Looking for some replacement casters for a 1979 Marshall 4x12 I bought.

The caster would need to be a 3/8" stud - 24 thread count as seen on this thread!

http://www.thegearpage.net/board/showthread.php?t=1162435

I tried following the info on the thread above but got nowhere as I don't know of other retailers that would sell a similar product. 
Any thoughts/tips would be greatly appreciated.


----------



## gtone (Nov 1, 2009)

Do they look like these ones?:

http://www.mojotone.com/amp-parts/Feet/Marshall-Caster-and-Socket

- - - Updated - - -


----------



## cdayo (Jan 28, 2014)

It's hard to tell as I don't have the actual caster only the base which is screwed into the cab.

I could install new ones however I would have to screw through the baffle so I am really just looking for a caster with 3/8 - 24 thread count.

Just wondering if anyone knows where I could find such caster???


----------



## greco (Jul 15, 2007)

Fastenal has locations all over Ontario.

Perhaps they can help? (or try other caster specialists)

http://www.thomasnet.com/branches.html?cov=ON&what=Casters&heading=11240207&cid=10061000&searchpos=4

Good Luck

Cheers

Dave


----------



## JHarasym (Mar 27, 2007)

I sell Colson casters : http://www.colsoncaster.com/products/productdetails/default.aspx?productid=5


----------



## jb welder (Sep 14, 2010)

The Grainger link from gearpage is working, they are on clearance for $4.11 each.
http://www.grainger.com/product/E-R-WAGNER-Swivel-Stem-Caster-3A727?s_pp=false&picUrl=//static.grainger.com/rp/s/is/image/Grainger/1G048_AS01?$smthumb$

The manufacturers part number is 9F4952127000115R


----------



## cdayo (Jan 28, 2014)

I followed up before on the grainger link and guess what?

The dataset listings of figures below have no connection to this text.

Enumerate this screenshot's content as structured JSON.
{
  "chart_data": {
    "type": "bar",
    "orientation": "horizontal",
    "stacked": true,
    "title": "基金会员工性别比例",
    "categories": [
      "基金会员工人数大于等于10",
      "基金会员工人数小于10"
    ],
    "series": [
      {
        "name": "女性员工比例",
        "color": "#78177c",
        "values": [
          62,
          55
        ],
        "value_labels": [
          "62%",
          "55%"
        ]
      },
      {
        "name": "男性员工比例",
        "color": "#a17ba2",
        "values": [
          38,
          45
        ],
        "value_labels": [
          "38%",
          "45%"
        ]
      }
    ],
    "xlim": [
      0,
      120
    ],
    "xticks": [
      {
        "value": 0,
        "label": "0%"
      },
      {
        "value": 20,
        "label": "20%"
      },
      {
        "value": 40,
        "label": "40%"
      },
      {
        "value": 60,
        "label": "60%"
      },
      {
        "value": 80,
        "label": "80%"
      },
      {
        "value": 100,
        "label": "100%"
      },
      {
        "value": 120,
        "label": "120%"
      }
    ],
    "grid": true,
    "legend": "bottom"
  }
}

They only have 3 left in stock! Pretty unlucky. Ill check out some of the other links everyone else posted and get back to you!


----------



## greco (Jul 15, 2007)

JHarasym said:


> I sell Colson casters : http://www.colsoncaster.com/products/productdetails/default.aspx?productid=5


JHarasym is a friend of mine and would certainly be a good fellow to talk to.

Cheers

Dave


----------